中国自動車市場で「ディーラーの流通在庫」が急増、政府の買い替え奨励キャンペーンも効果は見えず

AI要約

中国の自動車市場でディーラーの在庫問題が深刻化しており、経営に重荷を抱えている状況が続いている。

2024年6月の自動車ディーラー在庫警告指数が前月比4.1ポイント上昇し、春節以外で最高値を記録。在庫過剰が続いている。

販売業者が増やした在庫に対し売れ行きが伸びず、販売目標の達成が難しい状況。結果、多くのディーラーが赤字状態に陥っている。

中国自動車市場で「ディーラーの流通在庫」が急増、政府の買い替え奨励キャンペーンも効果は見えず

 中国の自動車市場でディーラーが抱える流通在庫が膨らみ、販売業者の経営の重荷になっている。

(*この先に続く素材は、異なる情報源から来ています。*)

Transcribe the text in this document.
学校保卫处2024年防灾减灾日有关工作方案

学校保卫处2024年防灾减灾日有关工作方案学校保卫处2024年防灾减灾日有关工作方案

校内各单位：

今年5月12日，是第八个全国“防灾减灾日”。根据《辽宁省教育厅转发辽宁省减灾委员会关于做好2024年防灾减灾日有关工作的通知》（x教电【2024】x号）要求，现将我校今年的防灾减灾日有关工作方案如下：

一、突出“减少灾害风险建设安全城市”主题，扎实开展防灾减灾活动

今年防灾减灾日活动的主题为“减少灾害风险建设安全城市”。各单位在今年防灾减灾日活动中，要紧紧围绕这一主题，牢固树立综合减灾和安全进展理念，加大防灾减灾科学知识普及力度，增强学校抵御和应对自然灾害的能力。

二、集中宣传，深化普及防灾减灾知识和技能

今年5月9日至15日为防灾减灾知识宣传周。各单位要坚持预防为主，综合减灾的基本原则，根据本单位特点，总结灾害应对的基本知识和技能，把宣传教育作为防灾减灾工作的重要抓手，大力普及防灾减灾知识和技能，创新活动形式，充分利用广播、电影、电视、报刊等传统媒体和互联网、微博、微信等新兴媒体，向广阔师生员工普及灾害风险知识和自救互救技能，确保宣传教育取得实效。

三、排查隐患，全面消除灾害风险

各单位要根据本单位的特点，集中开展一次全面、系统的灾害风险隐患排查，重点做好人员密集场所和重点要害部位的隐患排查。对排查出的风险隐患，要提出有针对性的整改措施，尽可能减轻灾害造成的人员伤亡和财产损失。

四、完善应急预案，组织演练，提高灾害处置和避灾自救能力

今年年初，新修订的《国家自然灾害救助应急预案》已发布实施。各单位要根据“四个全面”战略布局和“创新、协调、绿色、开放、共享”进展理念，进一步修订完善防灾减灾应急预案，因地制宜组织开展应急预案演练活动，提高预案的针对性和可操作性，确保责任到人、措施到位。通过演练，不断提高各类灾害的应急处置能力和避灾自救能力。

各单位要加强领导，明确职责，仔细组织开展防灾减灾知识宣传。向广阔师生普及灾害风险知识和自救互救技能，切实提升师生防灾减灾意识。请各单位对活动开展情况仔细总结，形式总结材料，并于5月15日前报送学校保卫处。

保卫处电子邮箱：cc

 販売業者の団体である中国汽車流通協会が発表した2024年6月の「自動車ディーラー在庫警告指数」は62.3%と、前月より4.1ポイント上昇。1年前との比較では8.3ポイント高く、春節(中国の旧正月)の季節要因を受けた2月を除いて2024年の最高値を記録した。

 (訳注:中国では春節を新車で迎えたいと望む消費者が多く、ディーラーは通常より在庫を積み増して対応する)

■年初から在庫過剰が持続

 在庫警告指数は、販売業者の在庫金額を手元資金で割った数字をベースに、市場の需給状況なども加味して総合的に算出される。50%以下なら在庫水準は適正(またはメーカーの供給不足)であり、50%以上なら在庫過剰であることを意味する。

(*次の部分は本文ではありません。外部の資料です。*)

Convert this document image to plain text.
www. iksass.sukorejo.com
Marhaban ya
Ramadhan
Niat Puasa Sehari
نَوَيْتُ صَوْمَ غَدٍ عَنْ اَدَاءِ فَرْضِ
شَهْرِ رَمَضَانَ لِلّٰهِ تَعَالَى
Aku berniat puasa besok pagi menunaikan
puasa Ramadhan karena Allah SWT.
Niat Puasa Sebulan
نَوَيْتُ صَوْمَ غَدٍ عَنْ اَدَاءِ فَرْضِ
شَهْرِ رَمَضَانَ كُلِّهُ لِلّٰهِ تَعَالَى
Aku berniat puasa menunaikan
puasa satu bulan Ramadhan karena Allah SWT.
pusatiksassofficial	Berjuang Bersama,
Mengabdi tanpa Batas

 2024年に入って以来、同指数は毎月50%を上回って推移してきた。中国汽車流通協会の分析によれば、6月の指数が一段と上昇した背景には、中国の地方が農繁期に入ったことや、例年にない高気温、中国南部の大雨などの要素が、販売店の集客やセールスに影響したことがあるという。

 販売業者側にも誤算があった。中国政府が推進する買い替え奨励キャンペーン「以旧換新」や、中国のEC(電子商取引)業界が毎年6月に開催する大型セールの効果に期待し、ふだんより在庫を増やしていたのだ。ところが、フタを開けてみると売れ行きは振るわず、経営状況の悪化を招いた。

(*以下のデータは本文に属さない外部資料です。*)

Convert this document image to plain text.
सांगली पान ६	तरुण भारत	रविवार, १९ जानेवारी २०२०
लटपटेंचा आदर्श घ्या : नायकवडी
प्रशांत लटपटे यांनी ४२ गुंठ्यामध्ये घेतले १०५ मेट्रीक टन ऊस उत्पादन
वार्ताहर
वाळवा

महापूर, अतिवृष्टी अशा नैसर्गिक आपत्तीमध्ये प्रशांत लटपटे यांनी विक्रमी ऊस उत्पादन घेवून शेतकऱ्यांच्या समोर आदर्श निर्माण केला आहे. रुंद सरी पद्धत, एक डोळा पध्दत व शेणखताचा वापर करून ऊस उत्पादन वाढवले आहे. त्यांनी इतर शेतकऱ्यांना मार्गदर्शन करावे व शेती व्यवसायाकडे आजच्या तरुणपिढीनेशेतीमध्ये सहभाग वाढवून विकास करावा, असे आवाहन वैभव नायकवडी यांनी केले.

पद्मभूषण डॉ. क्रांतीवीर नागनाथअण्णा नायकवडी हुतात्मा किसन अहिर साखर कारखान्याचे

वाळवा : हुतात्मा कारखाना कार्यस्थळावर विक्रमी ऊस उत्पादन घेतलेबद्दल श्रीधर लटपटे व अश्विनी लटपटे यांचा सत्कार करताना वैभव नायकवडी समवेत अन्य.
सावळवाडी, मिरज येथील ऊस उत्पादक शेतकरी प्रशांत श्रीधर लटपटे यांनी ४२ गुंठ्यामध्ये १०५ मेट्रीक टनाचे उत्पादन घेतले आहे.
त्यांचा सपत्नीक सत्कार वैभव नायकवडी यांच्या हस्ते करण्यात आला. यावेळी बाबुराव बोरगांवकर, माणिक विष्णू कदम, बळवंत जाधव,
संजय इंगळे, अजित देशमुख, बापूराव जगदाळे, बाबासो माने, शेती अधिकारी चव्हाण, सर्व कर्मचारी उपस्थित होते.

 中国の自動車業界では、自動車メーカーと販売業者の間で年間および四半期ごとの販売目標を取り決め、その達成度合いに応じてメーカーがインセンティブ(販売奨励金)を支払うのが慣例になっている。

 しかし中国汽車流通協会の調査によれば、2024年上半期(1~6月)の販売目標を達成した販売業者は全体の2割弱にとどまった。その一方、目標達成率が50%に届かなかった業者が13.5%と1割を超えた。

 このことは、8割強のディーラーが上半期のインセンティブを十分に得られなかったか、またはインセンティブがゼロだったことを意味する。

■4割を超えるディーラーが赤字

 中国汽車流通協会が2024年3月に発表したレポートによれば、2023年の事業損益が黒字だった販売業者は全体の37.6%、収支トントンも18.8%にとどまり、残る43.5%が赤字だった。2024年の上半期に、赤字ディーラーの比率がさらに増えたことは想像に難くない。